First example that came to mind: Enterprise-D is somewhere far away on the edge of the Federation exploring the unknown but apparenly it doesn't take that long to travel to Earth to celebrate Wesley's graduation from Starfleet academy.
(STNG - The First Duty) Well, perhaps it wasn't the only reason to visit Earth....
 
What if....
We focus on the stories rather than distances and how long it takes to travel them.

I think that's a false dichotomy. The limitations of a setting can be important to a story -- for instance, if a character is too far away for help to arrive in time. Naturally you want the audience to pay more attention to the immediate emotion of a story, but the storytellers should keep the realities of the setting in mind when plotting the story.

Besides, the whole reason it's called Star Trek is because Roddenberry wanted to convey that star travel is a trek, a long and arduous journey whose achievement is an impressive feat. He wanted to do a story about people far out on the frontier, removed from any support and having to solve their own problems, as well as the problems of whoever else they encountered.
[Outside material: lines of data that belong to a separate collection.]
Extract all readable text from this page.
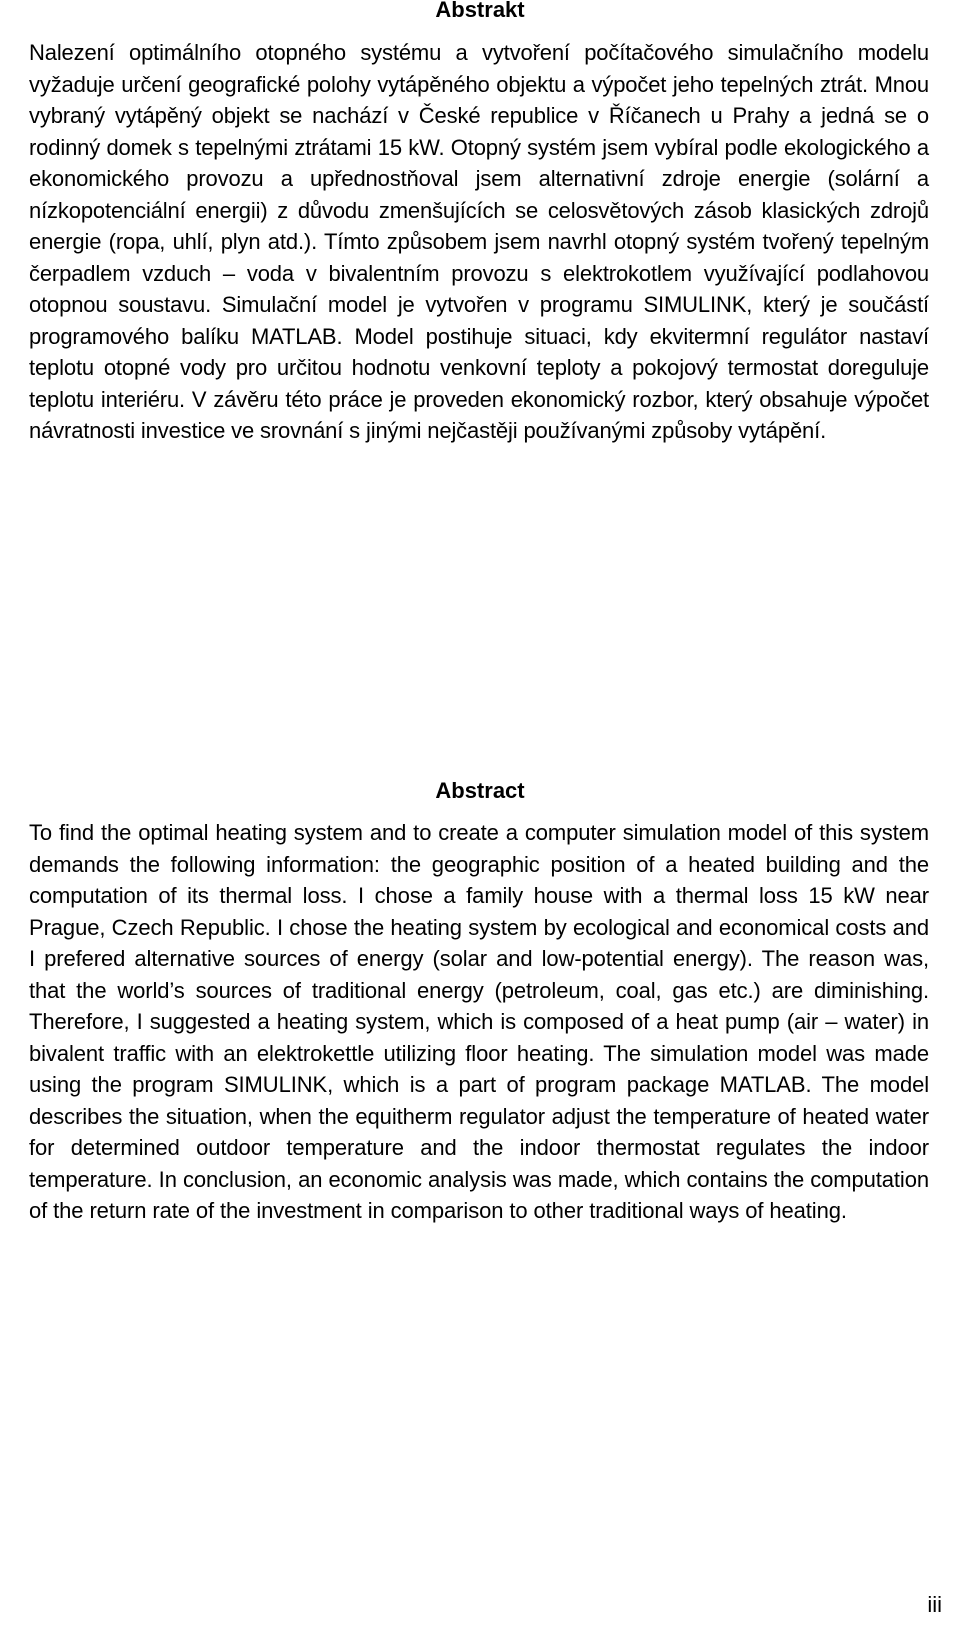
Abstrakt

Nalezení optimálního otopného systému a vytvoření počítačového simulačního modelu vyžaduje určení geografické polohy vytápěného objektu a výpočet jeho tepelných ztrát. Mnou vybraný vytápěný objekt se nachází v České republice v Říčanech u Prahy a jedná se o rodinný domek s tepelnými ztrátami 15 kW. Otopný systém jsem vybíral podle ekologického a ekonomického provozu a upřednostňoval jsem alternativní zdroje energie (solární a nízkopotenciální energii) z důvodu zmenšujících se celosvětových zásob klasických zdrojů energie (ropa, uhlí, plyn atd.). Tímto způsobem jsem navrhl otopný systém tvořený tepelným čerpadlem vzduch – voda v bivalentním provozu s elektrokotlem využívající podlahovou otopnou soustavu. Simulační model je vytvořen v programu SIMULINK, který je součástí programového balíku MATLAB. Model postihuje situaci, kdy ekvitermní regulátor nastaví teplotu otopné vody pro určitou hodnotu venkovní teploty a pokojový termostat doreguluje teplotu interiéru. V závěru této práce je proveden ekonomický rozbor, který obsahuje výpočet návratnosti investice ve srovnání s jinými nejčastěji používanými způsoby vytápění.

Abstract

To find the optimal heating system and to create a computer simulation model of this system demands the following information: the geographic position of a heated building and the computation of its thermal loss. I chose a family house with a thermal loss 15 kW near Prague, Czech Republic. I chose the heating system by ecological and economical costs and I prefered alternative sources of energy (solar and low-potential energy). The reason was, that the world’s sources of traditional energy (petroleum, coal, gas etc.) are diminishing. Therefore, I suggested a heating system, which is composed of a heat pump (air – water) in bivalent traffic with an elektrokettle utilizing floor heating. The simulation model was made using the program SIMULINK, which is a part of program package MATLAB. The model describes the situation, when the equitherm regulator adjust the temperature of heated water for determined outdoor temperature and the indoor thermostat regulates the indoor temperature. In conclusion, an economic analysis was made, which contains the computation of the return rate of the investment in comparison to other traditional ways of heating.

iii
The trend in modern shows to allow ships to make interstellar journeys in a matter of a few hours or less, even to assemble whole fleets of far-flung ships like flash crowds as in the Lower Decks season 3 finale or the Prodigy season 1 climax, makes for a radically different kind of storytelling. Setting is part of story, not a separate thing from it.


First example that came to mind: Enterprise-D is somewhere far away on the edge of the Federation exploring the unknown but apparenly it doesn't take that long to travel to Earth to celebrate Wesley's graduation from Starfleet academy.

Yeah, but there you've implicitly got weeks passing between stories. It's not like the examples I cited where ships that might be scattered all over space are magically able to converge on the same place on very short notice within a single episode.

And of course, TOS avoided doing stories set on future Earth for precisely that reason -- the ship was just too far away. (Also to avoid revealing too much about future Earth and making predictions that might prove implausible in retrospect.) TNG is a century later when ships are faster. Also, the original intent of TNG to have the E-D probe into the unknown far beyond Federation space was abandoned pretty much immediately after the pilot (given that episode 2 involved rescuing another Starfleet ship and episode 3 involved a medical relief mission to a Federation world). The D spent a great deal of time in known space on diplomatic missions, rather than primarily operating on the frontier like Kirk's ship.